Experts: Ali Kazmi, EY
Facilitator: Caroline Burkart
Key Message
Organisations face myriad threats, which continuously evolve to present them with new challenges. One such evolving ‘moving target’ is cyber security – a subset of business resilience. It is being discussed by stakeholders at all levels, which suggests the industry needs a mind shift change to be able to adequately tackle the issues surrounding response, regulation and recovery.
Headlines
- Firms need to use sophisticated analytics and intelligence gathering to predict, detect and defend any impending threats or attacks to the system.
- Need to prepare to take action across the organisation’s ecosystem: execute control measure in day-to-day operations; deploy monitoring functions such as internal controls, legal department and risk management; use a strong internal audit department.
- If above two fail, need to have robust incident response capabilities to be able to manage a crisis.
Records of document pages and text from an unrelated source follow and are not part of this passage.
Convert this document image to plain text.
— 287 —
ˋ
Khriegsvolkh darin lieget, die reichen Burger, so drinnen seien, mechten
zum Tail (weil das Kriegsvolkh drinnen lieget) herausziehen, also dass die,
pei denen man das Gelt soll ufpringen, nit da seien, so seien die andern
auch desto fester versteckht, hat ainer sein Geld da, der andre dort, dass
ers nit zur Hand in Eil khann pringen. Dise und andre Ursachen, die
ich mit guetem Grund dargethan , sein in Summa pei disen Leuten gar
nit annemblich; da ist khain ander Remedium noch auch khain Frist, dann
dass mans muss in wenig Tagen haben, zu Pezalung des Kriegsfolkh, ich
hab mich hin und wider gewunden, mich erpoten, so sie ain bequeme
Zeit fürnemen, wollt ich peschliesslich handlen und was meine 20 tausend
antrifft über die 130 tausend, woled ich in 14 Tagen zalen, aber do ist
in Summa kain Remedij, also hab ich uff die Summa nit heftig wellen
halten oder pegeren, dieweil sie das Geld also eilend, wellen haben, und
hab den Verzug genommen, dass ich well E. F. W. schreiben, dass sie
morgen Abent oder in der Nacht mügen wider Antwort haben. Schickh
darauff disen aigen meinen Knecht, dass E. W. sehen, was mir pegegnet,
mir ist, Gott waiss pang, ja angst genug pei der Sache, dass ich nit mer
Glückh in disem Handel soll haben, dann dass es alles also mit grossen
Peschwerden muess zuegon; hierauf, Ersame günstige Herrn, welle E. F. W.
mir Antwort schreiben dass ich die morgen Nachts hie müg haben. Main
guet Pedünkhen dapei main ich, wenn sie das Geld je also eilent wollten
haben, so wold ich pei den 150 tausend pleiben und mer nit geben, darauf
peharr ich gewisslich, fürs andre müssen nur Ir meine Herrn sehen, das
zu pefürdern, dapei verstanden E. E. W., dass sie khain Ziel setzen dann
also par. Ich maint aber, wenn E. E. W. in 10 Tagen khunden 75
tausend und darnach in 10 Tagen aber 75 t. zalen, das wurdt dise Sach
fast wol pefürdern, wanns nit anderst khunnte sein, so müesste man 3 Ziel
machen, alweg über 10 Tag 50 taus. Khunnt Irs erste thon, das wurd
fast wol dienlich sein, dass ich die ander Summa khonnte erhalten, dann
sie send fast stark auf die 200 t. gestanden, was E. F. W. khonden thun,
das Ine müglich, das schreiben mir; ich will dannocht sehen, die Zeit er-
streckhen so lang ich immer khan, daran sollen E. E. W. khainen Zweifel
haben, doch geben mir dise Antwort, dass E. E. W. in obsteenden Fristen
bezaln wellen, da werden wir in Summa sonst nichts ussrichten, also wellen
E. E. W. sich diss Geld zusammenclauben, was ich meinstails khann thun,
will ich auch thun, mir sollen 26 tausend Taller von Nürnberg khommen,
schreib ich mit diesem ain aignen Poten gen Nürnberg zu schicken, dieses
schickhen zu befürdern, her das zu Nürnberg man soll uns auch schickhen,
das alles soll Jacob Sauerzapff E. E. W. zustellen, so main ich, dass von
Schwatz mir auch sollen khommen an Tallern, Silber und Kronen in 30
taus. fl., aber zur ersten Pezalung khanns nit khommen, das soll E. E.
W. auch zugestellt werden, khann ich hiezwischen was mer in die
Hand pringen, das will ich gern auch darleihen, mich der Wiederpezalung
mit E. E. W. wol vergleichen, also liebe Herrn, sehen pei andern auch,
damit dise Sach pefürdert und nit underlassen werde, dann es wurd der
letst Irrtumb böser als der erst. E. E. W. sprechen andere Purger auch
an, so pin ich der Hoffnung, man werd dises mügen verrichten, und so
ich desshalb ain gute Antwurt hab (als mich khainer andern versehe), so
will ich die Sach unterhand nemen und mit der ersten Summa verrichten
This includes being ready to preserve evidence in a forensically sound way and then investigate the breach to satisfy critical stakeholders – clients, regulators, investors, law enforcement and the public – who may sue for loss or noncompliance.
Key themes
Recent events e.g. digital innovation, expansion of connected products, changing regulatory landscape, and terrorist threats – point to a need for organisations to have a defensive and protective layer.
“Ecosystems are now much bigger, boundaries are fuzzy and details more complex to deal with… There is a growing need to have a whole firm response – from C-suite to each individual – because ultimately, you’re only as strong as its weakest link.”
EY therefore proposes a three step approach to cyber resilience: Sense, Resist, React.
Sense: The ability of organisations to predict and deter cyber threats.
Resist: The corporate shield, starting with how much risk an organisation is prepared to take, followed by three lines of defence i.e. looking at processes and controls.
React: Extent of the organisation’s resilience i.e. being ready to deal with disruption, incident response capabilities, crisis management, preservation of evidence, and investigation of the breach.
Sense and Resist capabilities tend to be relatively well developed in organisations, and many have processes and controls in place to respond to attacks or stress situations.
React on the other hand needs further attention. For example, dozens of cyber warning alarms are likely to be going off every day but the skillset to prioritise may be missing – so how do you filter and identify, which threats are real, and which are simply noise?
Solutions include looking for patterns, gathering intelligence and collaboration. In financial services this intelligence gathering process is more advanced that in other industries.
“Some collaboration and intelligence gathering initiatives are formalised, while others are not e.g. GCHQ… Ultimately, it’s about leveraging our limited resources – have more eyes on the lookout for threats, unusual behaviours and so on – to increase our collective resilience and chances of spotting something rogue.”
Many security breaches happen over public holidays, Friday evenings and so on, when organisations do not have sufficient capacity to respond. Malware is often planted during such breaches (called ‘sleepers in the system’) that then sit dormant, on average for 3-6months, monitoring and gathering information before striking again.
So the worrying realisation is that firms can raise their corporate shields today to protect against fresh future attacks – but how do they identify what’s already sleeping in the system?
Conclusion
- Ultimately, risk cannot be avoided so we need to develop a ‘risk- radar’ and learn how to mitigate and minimise.
- Organisations are moving in the right direction – significant efforts have been made to invest in and strengthen corporate shields, and focus on Sense and Resist capabilities. Most, however are underprepared for React, with many ignoring the “it’s a matter of when, not if” adage.
- C-suite and cyber experts therefore need to be better prepared to bring their organisations back to ‘business as usual’ in the fastest time possible; learn from what happened, adapt, and reshape their organisation to improve cyber resilience going forward.